B.A. University of Washington
M.A. Columbia University
Ph.D. Columbia University
Medieval and early modern history; European History; Gender, Sex, and Sexuality; History of Science and Medicine; Critical Animal Studies; Visual Studies; Contemporary Queer, Feminist, and Transgender Studies; Contemporary Art and Photography.
Leah DeVun is an Associate Professor of History at Rutgers University, New Brunswick, where she teaches women’s and gender history, medieval and Renaissance history, and contemporary feminist and queer studies. She is author of the forthcoming book The Shape of Sex: Nonbinary Gender from Genesis to the Renaissance (Columbia UP, 2020), which examines the history of nonbinary models of sex and gender from the ancient world to the fifteenth century. She is also co-editor (with Zeb Tortorici) of “Trans*historicities,” a special issue of Transgender Studies Quarterly (Duke, 2018) on transgender identity and practice before the advent of modern conceptions of sex and gender. Her essays and reviews have appeared in Radical History Review, GLQ, WSQ (Women's Studies Quarterly), Osiris, ASAP/Journal, and Journal of the History of Sexuality. She is also author of the award-winning book, Prophecy, Alchemy, and the End of Time (Columbia UP, 2009).
She has received grants and residential fellowships from the National Science Foundation, University of Wisconsin-Madison, UCLA, the Huntington Library, and the Stanford Humanities Center. At Rutgers, she teaches courses such as The History of the Body, Queer History, Readings in Women’s and Gender History, and The Body and Society.
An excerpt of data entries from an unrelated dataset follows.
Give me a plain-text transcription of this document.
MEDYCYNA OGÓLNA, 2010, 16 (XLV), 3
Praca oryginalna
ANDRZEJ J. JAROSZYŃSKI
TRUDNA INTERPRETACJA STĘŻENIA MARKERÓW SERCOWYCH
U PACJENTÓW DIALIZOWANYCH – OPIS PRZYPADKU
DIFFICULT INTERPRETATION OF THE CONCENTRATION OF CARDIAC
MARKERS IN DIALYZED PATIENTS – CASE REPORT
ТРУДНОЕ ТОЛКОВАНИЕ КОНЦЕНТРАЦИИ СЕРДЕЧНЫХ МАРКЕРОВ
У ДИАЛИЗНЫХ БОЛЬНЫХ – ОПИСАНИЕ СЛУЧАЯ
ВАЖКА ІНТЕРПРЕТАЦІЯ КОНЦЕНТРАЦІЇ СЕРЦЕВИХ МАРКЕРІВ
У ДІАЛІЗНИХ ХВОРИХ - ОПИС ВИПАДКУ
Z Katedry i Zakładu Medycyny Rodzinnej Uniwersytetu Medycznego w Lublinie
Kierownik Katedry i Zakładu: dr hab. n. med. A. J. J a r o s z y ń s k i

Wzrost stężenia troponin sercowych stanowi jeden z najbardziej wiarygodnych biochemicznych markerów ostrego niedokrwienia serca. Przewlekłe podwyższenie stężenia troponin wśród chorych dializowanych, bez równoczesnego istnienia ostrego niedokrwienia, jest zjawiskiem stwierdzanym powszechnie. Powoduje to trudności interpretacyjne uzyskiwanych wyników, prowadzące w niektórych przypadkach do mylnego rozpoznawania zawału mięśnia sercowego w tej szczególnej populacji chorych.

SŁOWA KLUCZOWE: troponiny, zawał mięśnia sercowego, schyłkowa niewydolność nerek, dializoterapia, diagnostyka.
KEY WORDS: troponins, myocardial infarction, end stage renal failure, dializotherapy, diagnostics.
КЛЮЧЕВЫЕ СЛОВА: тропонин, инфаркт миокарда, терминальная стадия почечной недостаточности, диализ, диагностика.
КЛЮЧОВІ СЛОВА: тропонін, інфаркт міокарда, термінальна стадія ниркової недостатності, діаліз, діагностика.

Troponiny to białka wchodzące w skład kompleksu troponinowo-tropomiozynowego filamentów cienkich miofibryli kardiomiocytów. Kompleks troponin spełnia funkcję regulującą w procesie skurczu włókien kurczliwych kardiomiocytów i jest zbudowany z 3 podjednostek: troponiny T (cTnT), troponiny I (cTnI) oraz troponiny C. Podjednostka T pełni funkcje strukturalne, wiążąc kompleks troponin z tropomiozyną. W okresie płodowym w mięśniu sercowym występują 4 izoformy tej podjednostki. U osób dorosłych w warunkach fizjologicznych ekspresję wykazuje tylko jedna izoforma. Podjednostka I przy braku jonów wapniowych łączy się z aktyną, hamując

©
DeVun is also a visual artist whose works explore queer and feminist histories. Her artwork has been featured at venues such as the ONE Archives Gallery and Museum at the University of Southern California, the Tang Museum at Skidmore College, Green Gallery at Yale University, the Houston Center for Photography, the Contemporary Austin, Leslie-Lohman Museum, Blanton Museum of Art, and the Elizabeth A. Sackler Center for Feminist Art at the Brooklyn Museum. Her work has been profiled in People Magazine, Artforum, Huffington Post, Slate, Art Papers, Hyperallergic, New York Magazine, and Modern Painters, among other publications.